Earth scientists are not the only ones interested in such phenomena: Astronomers have also considered whether alien planets might have life that emits light — and whether they could detect that light with telescopes.
Possibilities include not only bioluminescent organisms, like those in milky seas that directly produce light, but also biofluorescence, in which life forms absorb dangerous, high energy photons like UV rays, reprocess them biologically, and then reemit them at longer, safer wavelengths.
“On Earth, there are some undersea coral that use biofluorescence to render the sun’s harmful ultraviolet radiation into harmless visible wavelengths, creating a beautiful radiance,” said Lisa Kaltenegger, an astronomer at Cornell University in Ithaca, New York, in a 2019 statement. “Maybe such life forms can exist on other worlds too, leaving us a telltale sign to spot them.”
Kaltenegger and fellow Cornell astronomer Jack O’Malley-James co-authored a pair of studies investigating how hard it would be to spot fluorescing organisms on exoplanets.

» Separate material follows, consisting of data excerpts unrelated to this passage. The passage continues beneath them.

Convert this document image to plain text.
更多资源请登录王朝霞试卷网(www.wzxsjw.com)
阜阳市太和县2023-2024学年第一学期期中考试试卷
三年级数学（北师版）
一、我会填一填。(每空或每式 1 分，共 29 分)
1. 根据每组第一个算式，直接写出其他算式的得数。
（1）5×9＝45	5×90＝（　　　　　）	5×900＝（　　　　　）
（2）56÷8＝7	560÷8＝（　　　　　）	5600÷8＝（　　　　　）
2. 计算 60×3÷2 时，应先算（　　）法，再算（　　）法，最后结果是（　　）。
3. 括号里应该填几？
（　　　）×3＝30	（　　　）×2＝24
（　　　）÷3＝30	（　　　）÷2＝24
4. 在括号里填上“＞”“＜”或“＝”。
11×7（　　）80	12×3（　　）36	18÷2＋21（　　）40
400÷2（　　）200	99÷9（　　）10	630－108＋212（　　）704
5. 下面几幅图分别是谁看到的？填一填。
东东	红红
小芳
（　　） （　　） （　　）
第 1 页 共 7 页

They found that under certain circumstances, it could be possible for the next generation of ultra-large ground-based telescopes, like the Extremely Large Telescope, currently under construction in Chile.
For instance, if a planet totally covered in biofluorescent vegetation were bombarded by a UV flare from a red dwarf host star, the light emitted by the life forms could be brighter than the light the planet reflects — so much so, that it could be up to 100 times easier for a telescope to see it against the glare of its star.
“These biotic kinds of exoplanets are very good targets in our search for exoplanets, and these luminescent wonders are among our best bets for finding life on exoplanets,” said O’Malley-James.